El gobierno –fuese de liberales o conservadores– andaba muy ocupado en transacciones antipatrióticas con el yanke: no les quedaba tiempo ni entusiasmo para actividades culturales. Otro motivo de ese estancamiento fue que igualmente por la reciente muerte de Rubén, un vasto sector del público –cualquiera que fuese su ubicación social– se encontraba imbuido todavía del vetusto romanticismo literario peninsular y del pre-modernismo hispanoamericano, o sea de las escuelas contra las que había laborado el propio Darío. Por lo tanto, no les era posible advertir la inmensa singularidad nueva y adelantada de la poesía de él.

Este curioso y negativo fenómeno subsiste hasta nuestros días, pues es bastante común encontrarse con personas lúcidas –y aún con individuos poetas– de sensibilidad embotada sin embargo, ante las nuevas expresiones artísticas, que repelen y condenan, a causa de hallarse todavía saturados de las formas anacrónicas de viejas escuelas literarias, plásticas o musicales.

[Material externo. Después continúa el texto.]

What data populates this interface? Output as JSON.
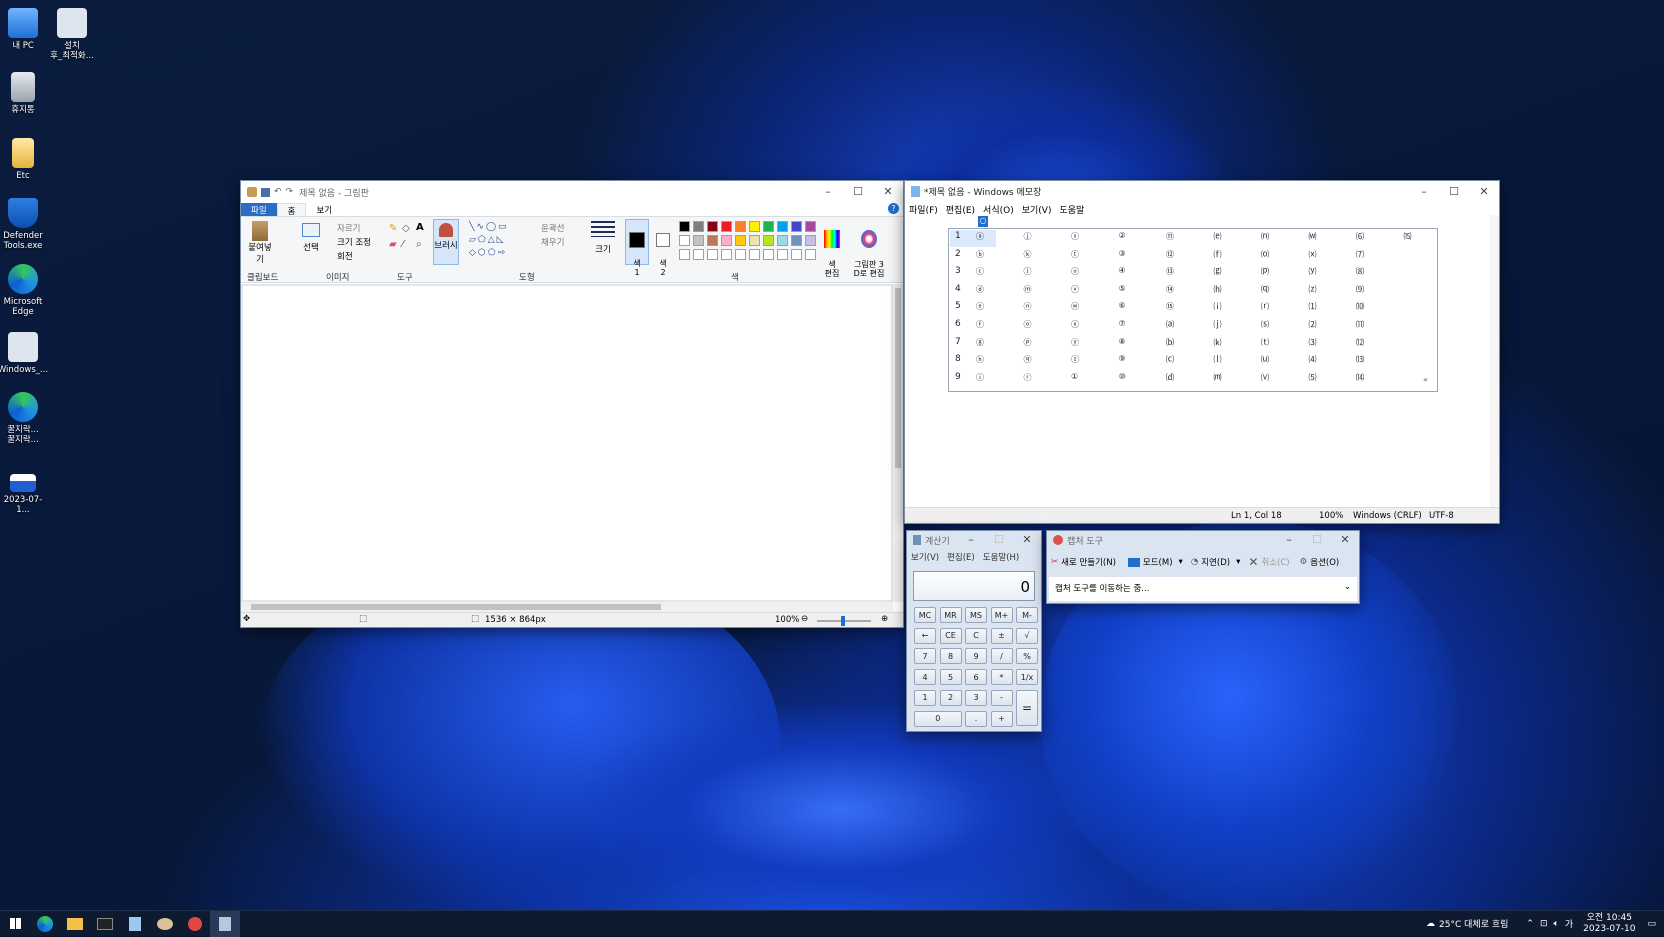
{
  "desktop": {
    "icons": [
      {
        "label": "내 PC",
        "icon": "computer-icon"
      },
      {
        "label": "설치\n후_최적화...",
        "icon": "settings-shortcut-icon"
      },
      {
        "label": "휴지통",
        "icon": "recycle-bin-icon"
      },
      {
        "label": "Etc",
        "icon": "folder-icon"
      },
      {
        "label": "Defender\nTools.exe",
        "icon": "defender-shield-icon"
      },
      {
        "label": "Microsoft\nEdge",
        "icon": "edge-icon"
      },
      {
        "label": "Windows_...",
        "icon": "settings-shortcut-icon"
      },
      {
        "label": "꿀지락...\n꿀지락...",
        "icon": "edge-icon"
      },
      {
        "label": "2023-07-1...",
        "icon": "screenshot-icon"
      }
    ]
  },
  "paint": {
    "title": "제목 없음 - 그림판",
    "tabs": [
      "파일",
      "홈",
      "보기"
    ],
    "clipboard": {
      "paste": "붙여넣기",
      "group": "클립보드"
    },
    "image": {
      "select": "선택",
      "crop": "자르기",
      "resize": "크기 조정",
      "rotate": "회전",
      "group": "이미지"
    },
    "tools_group": "도구",
    "brush": "브러시",
    "shapes": {
      "outline": "윤곽선",
      "fill": "채우기",
      "group": "도형"
    },
    "size": "크기",
    "color1": "색\n1",
    "color2": "색\n2",
    "colors_group": "색",
    "edit_colors": "색\n편집",
    "paint3d": "그림판 3\nD로 편집",
    "palette_row1": [
      "#000000",
      "#7f7f7f",
      "#880015",
      "#ed1c24",
      "#ff7f27",
      "#fff200",
      "#22b14c",
      "#00a2e8",
      "#3f48cc",
      "#a349a4"
    ],
    "palette_row2": [
      "#ffffff",
      "#c3c3c3",
      "#b97a57",
      "#ffaec9",
      "#ffc90e",
      "#efe4b0",
      "#b5e61d",
      "#99d9ea",
      "#7092be",
      "#c8bfe7"
    ],
    "status": {
      "dimensions": "1536 × 864px",
      "zoom": "100%"
    }
  },
  "notepad": {
    "title": "*제목 없음 - Windows 메모장",
    "menu": [
      "파일(F)",
      "편집(E)",
      "서식(O)",
      "보기(V)",
      "도움말"
    ],
    "popup_header": "○",
    "rows": [
      {
        "n": "1",
        "cells": [
          "ⓐ",
          "ⓙ",
          "ⓢ",
          "②",
          "⑪",
          "⒠",
          "⒩",
          "⒲",
          "⑹",
          "⒂"
        ]
      },
      {
        "n": "2",
        "cells": [
          "ⓑ",
          "ⓚ",
          "ⓣ",
          "③",
          "⑫",
          "⒡",
          "⒪",
          "⒳",
          "⑺",
          ""
        ]
      },
      {
        "n": "3",
        "cells": [
          "ⓒ",
          "ⓛ",
          "ⓤ",
          "④",
          "⑬",
          "⒢",
          "⒫",
          "⒴",
          "⑻",
          ""
        ]
      },
      {
        "n": "4",
        "cells": [
          "ⓓ",
          "ⓜ",
          "ⓥ",
          "⑤",
          "⑭",
          "⒣",
          "⒬",
          "⒵",
          "⑼",
          ""
        ]
      },
      {
        "n": "5",
        "cells": [
          "ⓔ",
          "ⓝ",
          "ⓦ",
          "⑥",
          "⑮",
          "⒤",
          "⒭",
          "⑴",
          "⑽",
          ""
        ]
      },
      {
        "n": "6",
        "cells": [
          "ⓕ",
          "ⓞ",
          "ⓧ",
          "⑦",
          "⒜",
          "⒥",
          "⒮",
          "⑵",
          "⑾",
          ""
        ]
      },
      {
        "n": "7",
        "cells": [
          "ⓖ",
          "ⓟ",
          "ⓨ",
          "⑧",
          "⒝",
          "⒦",
          "⒯",
          "⑶",
          "⑿",
          ""
        ]
      },
      {
        "n": "8",
        "cells": [
          "ⓗ",
          "ⓠ",
          "ⓩ",
          "⑨",
          "⒞",
          "⒧",
          "⒰",
          "⑷",
          "⒀",
          ""
        ]
      },
      {
        "n": "9",
        "cells": [
          "ⓘ",
          "ⓡ",
          "①",
          "⑩",
          "⒟",
          "⒨",
          "⒱",
          "⑸",
          "⒁",
          ""
        ]
      }
    ],
    "expand": "«",
    "status": {
      "position": "Ln 1, Col 18",
      "zoom": "100%",
      "eol": "Windows (CRLF)",
      "encoding": "UTF-8"
    }
  },
  "calculator": {
    "title": "계산기",
    "menu": [
      "보기(V)",
      "편집(E)",
      "도움말(H)"
    ],
    "display": "0",
    "memory": [
      "MC",
      "MR",
      "MS",
      "M+",
      "M-"
    ],
    "row2": [
      "←",
      "CE",
      "C",
      "±",
      "√"
    ],
    "row3": [
      "7",
      "8",
      "9",
      "/",
      "%"
    ],
    "row4": [
      "4",
      "5",
      "6",
      "*",
      "1/x"
    ],
    "row5": [
      "1",
      "2",
      "3",
      "-"
    ],
    "row6": [
      "0",
      ".",
      "+"
    ],
    "equals": "="
  },
  "snipping": {
    "title": "캡처 도구",
    "new": "새로 만들기(N)",
    "mode": "모드(M)",
    "delay": "지연(D)",
    "cancel": "취소(C)",
    "options": "옵션(O)",
    "message": "캡처 도구를 이동하는 중..."
  },
  "taskbar": {
    "weather": "25°C  대체로 흐림",
    "time": "오전 10:45",
    "date": "2023-07-10",
    "ime": "가"
  }
}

En el año 1927 surgió en Granada el grupo literario “Vanguardia”, el cual lo primero que hizo fue abjurar de Rubén Darío, seguido de difundir las manifestaciones del vanguardismo entonces en boga en Europa. Estas actitudes tuvieron eco entre jóvenes que, sorprendidos por la novedad, espectaban y comenzaban a asimilar las enseñanzas revolucionarias en el arte, de los poetas granadinos. Conocí entonces a jóvenes poetas que saltando por encima de la obra de Darío quedaron en meros vanguardistas, para ser presa fácil del lorquismo enseguida, y del nerudismo después.
Afortunadamente los granadinos más tarde rectificaron de aquella abjuración, y en cambio fueron los primeros en establecer la nicaraguanidad plena de la poesía de Darío y su repercusión en los diferentes planos de la cultura nacional; así como a la par de otros estudios semejantes iniciaron un proceso de depuración de la obra rubendariana, a fin de demostrar lo que realmente era renovador e imperecedero. Empero esta labor era elitista, de “cofradía”, como ellos mismos decían, por lo que no tuvo resonancia en el pueblo, y el Estado tampoco se interesó por proseguirla e incrementarla, como bien pudo hacerlo.

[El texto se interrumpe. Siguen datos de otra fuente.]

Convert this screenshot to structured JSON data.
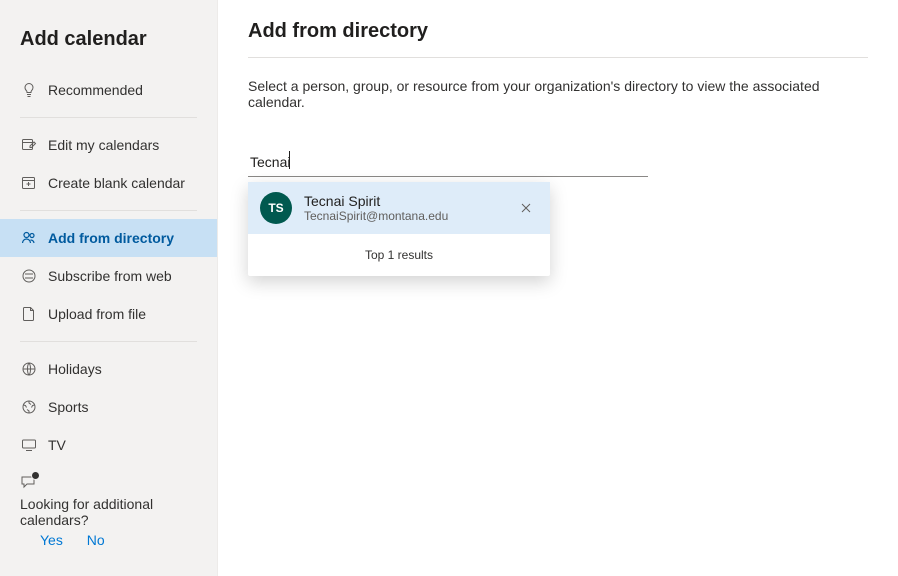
{
  "sidebar": {
    "title": "Add calendar",
    "items": [
      {
        "label": "Recommended"
      },
      {
        "label": "Edit my calendars"
      },
      {
        "label": "Create blank calendar"
      },
      {
        "label": "Add from directory"
      },
      {
        "label": "Subscribe from web"
      },
      {
        "label": "Upload from file"
      },
      {
        "label": "Holidays"
      },
      {
        "label": "Sports"
      },
      {
        "label": "TV"
      }
    ],
    "feedback": {
      "question": "Looking for additional calendars?",
      "yes": "Yes",
      "no": "No"
    }
  },
  "main": {
    "title": "Add from directory",
    "description": "Select a person, group, or resource from your organization's directory to view the associated calendar.",
    "search_value": "Tecnai",
    "results_footer": "Top 1 results",
    "result": {
      "initials": "TS",
      "name": "Tecnai Spirit",
      "email": "TecnaiSpirit@montana.edu"
    }
  }
}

Evoco siempre con venerado reconocimiento a un ignorado maestro de escuela en mi tercer grado de primaria, en 1932, en la clase de dictado se le ocurrió prescindir de los textos oficiales moralistas del “Libro de Lectura”, y nos leyó e hizo copiar todo el año los poemas de “Prosas Profanas”. De ese modo entré en contacto a muy temprana edad con la poesía insigne de Darío, y sin conocer aún al Rubén primitivo e informe que subsistía en la calle. Este hecho afinó mi sentimiento poético y de inmediato me hizo tomar conciencia de la jerarquía de aquella obra y de las proyecciones que ofrecía. Infortunadamente esto no ocurría en otros colegios de Managua, ni siquiera en otras aulas de mi propia escuela. De manera que al llegar a estudiar la clase de literatura de bachillerato en el “Ramírez Goyena” de aquél entonces, ninguno de mis compañeros conocía a Rubén Darío y, probablemente, tampoco los profesores –algún abogado, algún farmacéutico, es decir, no catedráticos especializados, que ni siquiera existían. Nunca nos hablaron de Rubén.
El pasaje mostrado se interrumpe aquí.